Every bill creates winners and losers. Here's who stands to gain and who bears the cost.

Who Benefits

  • Conservation and animal‑welfare organizations — The bill elevates coexistence as a statewide priority, giving advocates a statutory foothold to press for implementing programs, grants, or rules in future legislation.
  • Communities experiencing human–wildlife conflict — The declaration draws attention to local conflicts (e.g., bears, mountain lions, coyotes) and may accelerate future resource allocation or policy responses targeted at mitigation and prevention.
  • Department of Fish and Wildlife (DFW) — Although not expressly authorized or funded, DFW gains a clearer policy directive embedded in the code that can justify planning, interagency coordination, and requests for resources in the next budget cycle.
  • Researchers and universities — A statewide policy priority can spur funding proposals, data‑sharing agreements, and coordinated monitoring programs to study coexistence strategies.

Who Bears the Cost

  • State agencies (DFW and partner agencies) — If agencies act on the intent without additional appropriations, they may face unfunded workload increases for planning, outreach, or pilot programs.
  • California taxpayers and the state budget — Any future program that implements training, compensation, or mitigation measures will require appropriations; embedding intent raises likelihood of future fiscal commitments.
  • Local governments and special districts — Counties and cities that manage public safety, animal control, and land use may be expected to implement coexistence measures or contribute matching resources when the state acts.
  • Private landowners and agricultural operators — Although SB 1135 imposes no immediate regulatory requirements, future implementing legislation guided by this intent could impose conditions, best‑management practices, or restrictions that carry compliance costs.

Key Issues

The Core Tension

The central tension is between signalling a statewide commitment to human–wildlife coexistence and providing no operational authority, funding, or measurable obligations. The bill advances the policy conversation but stops short of giving practitioners the tools or finance to act, forcing a choice between premature, possibly unfunded agency action and waiting for future, more detailed legislation.

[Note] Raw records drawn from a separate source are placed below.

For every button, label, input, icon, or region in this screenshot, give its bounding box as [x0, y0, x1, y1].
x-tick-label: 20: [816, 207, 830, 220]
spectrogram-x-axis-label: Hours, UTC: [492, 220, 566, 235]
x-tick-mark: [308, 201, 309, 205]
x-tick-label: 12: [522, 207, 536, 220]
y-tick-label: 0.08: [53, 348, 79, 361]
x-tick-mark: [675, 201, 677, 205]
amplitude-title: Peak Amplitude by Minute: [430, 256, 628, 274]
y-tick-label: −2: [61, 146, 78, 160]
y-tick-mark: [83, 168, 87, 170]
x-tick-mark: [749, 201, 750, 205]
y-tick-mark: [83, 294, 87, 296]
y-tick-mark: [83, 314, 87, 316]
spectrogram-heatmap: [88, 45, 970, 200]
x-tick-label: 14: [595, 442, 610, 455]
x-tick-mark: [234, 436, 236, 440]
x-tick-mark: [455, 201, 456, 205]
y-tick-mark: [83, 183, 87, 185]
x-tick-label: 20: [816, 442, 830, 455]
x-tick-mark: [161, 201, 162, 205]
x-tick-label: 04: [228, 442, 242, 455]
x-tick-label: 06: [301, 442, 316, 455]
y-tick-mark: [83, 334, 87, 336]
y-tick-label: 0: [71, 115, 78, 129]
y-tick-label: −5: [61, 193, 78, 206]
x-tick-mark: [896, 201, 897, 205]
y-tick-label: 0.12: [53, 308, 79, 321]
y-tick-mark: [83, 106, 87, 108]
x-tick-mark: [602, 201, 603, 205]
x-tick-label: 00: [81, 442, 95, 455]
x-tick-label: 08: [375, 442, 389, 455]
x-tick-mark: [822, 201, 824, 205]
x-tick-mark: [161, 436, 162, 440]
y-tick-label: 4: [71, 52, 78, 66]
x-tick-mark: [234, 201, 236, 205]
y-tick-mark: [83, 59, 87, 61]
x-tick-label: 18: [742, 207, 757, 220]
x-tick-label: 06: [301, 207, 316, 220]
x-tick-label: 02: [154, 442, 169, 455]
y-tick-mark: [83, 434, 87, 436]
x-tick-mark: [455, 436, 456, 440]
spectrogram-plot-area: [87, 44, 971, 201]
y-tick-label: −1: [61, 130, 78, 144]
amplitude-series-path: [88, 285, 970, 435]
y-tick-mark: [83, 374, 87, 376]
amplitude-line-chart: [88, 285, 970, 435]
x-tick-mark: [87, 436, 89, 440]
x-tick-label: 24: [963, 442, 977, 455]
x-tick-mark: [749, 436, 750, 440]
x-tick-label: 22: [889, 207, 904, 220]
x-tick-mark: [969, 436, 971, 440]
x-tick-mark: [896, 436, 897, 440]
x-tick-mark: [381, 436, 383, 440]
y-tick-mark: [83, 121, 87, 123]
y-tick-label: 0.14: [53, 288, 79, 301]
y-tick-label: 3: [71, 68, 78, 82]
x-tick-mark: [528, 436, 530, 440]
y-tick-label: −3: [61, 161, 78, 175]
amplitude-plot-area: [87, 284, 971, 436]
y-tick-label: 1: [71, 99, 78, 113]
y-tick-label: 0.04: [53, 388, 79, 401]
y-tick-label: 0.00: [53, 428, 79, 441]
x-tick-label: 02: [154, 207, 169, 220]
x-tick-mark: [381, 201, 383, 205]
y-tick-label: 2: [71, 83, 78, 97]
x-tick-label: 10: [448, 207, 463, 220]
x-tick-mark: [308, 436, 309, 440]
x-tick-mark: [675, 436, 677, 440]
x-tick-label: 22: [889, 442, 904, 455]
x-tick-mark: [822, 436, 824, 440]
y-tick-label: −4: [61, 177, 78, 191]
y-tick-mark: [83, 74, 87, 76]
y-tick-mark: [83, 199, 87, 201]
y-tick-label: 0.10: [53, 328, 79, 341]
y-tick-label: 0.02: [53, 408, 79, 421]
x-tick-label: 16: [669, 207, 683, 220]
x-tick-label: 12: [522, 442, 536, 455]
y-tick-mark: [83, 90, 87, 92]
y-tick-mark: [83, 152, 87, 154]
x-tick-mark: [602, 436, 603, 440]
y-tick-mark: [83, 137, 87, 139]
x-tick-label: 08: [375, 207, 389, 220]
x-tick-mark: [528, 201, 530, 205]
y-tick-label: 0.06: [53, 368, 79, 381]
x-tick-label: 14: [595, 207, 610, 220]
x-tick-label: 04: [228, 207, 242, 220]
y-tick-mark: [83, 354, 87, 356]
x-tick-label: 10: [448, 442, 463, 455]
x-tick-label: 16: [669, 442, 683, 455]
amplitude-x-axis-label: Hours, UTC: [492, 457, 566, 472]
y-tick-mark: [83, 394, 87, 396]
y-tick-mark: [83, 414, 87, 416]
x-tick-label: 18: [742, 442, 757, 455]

SB 1135 is more a policy signal than a legislative solution. Intent language helps set priorities but does not supply the legal tools—statutory duties, rulemaking authority, enrollment criteria, funding mechanisms, or enforcement provisions—needed to build an operational statewide program.

That gap leaves implementers and stakeholders guessing about who must act, what costs will be covered, and how success will be measured.

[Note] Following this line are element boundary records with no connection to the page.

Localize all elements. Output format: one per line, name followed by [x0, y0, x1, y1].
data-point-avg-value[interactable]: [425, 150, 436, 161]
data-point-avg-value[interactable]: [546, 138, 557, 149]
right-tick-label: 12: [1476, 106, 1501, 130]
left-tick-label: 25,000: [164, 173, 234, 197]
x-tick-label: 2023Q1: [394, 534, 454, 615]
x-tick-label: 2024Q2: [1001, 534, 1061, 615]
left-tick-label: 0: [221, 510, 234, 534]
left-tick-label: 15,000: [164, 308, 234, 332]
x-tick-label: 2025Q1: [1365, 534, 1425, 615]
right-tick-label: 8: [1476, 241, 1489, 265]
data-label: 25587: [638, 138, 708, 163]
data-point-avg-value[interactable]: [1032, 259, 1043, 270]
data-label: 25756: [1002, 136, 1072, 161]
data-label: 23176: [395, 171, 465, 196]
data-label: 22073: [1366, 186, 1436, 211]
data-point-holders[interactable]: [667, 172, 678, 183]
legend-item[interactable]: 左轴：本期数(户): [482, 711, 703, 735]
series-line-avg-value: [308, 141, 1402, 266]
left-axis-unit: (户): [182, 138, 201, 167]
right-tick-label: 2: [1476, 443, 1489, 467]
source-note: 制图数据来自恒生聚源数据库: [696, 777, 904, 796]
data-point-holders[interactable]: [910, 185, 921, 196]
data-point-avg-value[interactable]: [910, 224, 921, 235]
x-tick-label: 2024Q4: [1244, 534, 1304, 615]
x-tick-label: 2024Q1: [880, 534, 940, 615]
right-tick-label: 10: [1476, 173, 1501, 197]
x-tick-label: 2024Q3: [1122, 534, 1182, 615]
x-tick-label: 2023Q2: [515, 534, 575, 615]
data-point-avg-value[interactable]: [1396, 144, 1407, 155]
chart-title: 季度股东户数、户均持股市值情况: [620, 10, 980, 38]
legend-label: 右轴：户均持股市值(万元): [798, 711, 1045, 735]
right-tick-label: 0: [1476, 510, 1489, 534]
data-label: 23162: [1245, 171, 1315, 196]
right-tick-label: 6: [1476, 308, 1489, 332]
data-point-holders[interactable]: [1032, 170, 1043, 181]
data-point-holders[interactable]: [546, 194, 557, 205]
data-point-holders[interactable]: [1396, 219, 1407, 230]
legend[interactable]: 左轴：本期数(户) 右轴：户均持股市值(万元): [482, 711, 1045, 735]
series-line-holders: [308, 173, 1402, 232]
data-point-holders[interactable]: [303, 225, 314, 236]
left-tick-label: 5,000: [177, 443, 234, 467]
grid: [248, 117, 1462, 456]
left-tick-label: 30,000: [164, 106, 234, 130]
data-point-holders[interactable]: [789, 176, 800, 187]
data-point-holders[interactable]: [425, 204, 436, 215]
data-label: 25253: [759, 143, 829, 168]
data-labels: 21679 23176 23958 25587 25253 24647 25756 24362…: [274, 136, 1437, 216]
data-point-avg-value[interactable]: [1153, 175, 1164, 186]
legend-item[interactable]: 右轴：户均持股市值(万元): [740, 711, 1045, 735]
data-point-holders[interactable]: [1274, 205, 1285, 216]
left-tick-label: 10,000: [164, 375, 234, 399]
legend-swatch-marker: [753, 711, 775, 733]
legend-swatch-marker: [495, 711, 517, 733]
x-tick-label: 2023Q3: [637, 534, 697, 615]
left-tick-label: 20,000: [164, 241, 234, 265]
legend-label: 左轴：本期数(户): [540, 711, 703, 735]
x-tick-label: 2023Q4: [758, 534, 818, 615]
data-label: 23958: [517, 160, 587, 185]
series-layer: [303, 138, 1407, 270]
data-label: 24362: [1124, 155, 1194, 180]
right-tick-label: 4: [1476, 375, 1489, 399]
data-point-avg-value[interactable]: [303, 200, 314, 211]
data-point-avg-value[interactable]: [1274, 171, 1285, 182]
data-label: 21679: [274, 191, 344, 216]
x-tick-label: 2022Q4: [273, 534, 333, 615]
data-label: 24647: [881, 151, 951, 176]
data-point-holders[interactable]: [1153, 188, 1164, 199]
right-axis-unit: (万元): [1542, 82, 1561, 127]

Implementation raises several thorny questions the bill does not address: Who will lead coordination among state agencies, local governments, and tribes? How will 'coexistence' be defined in operational terms (prevention, compensation, habitat modification, public education)?

Will the program rely on grants, regulatory changes, or incentive payments? Without answers, there is a risk of fragmented local responses, unfunded mandates, or litigation over liability and property rights once more concrete measures are proposed.

Finally, because the bill carries no appropriation, any real program will require separate funding legislation; absent that, the statutory intent may have symbolic value but limited practical effect.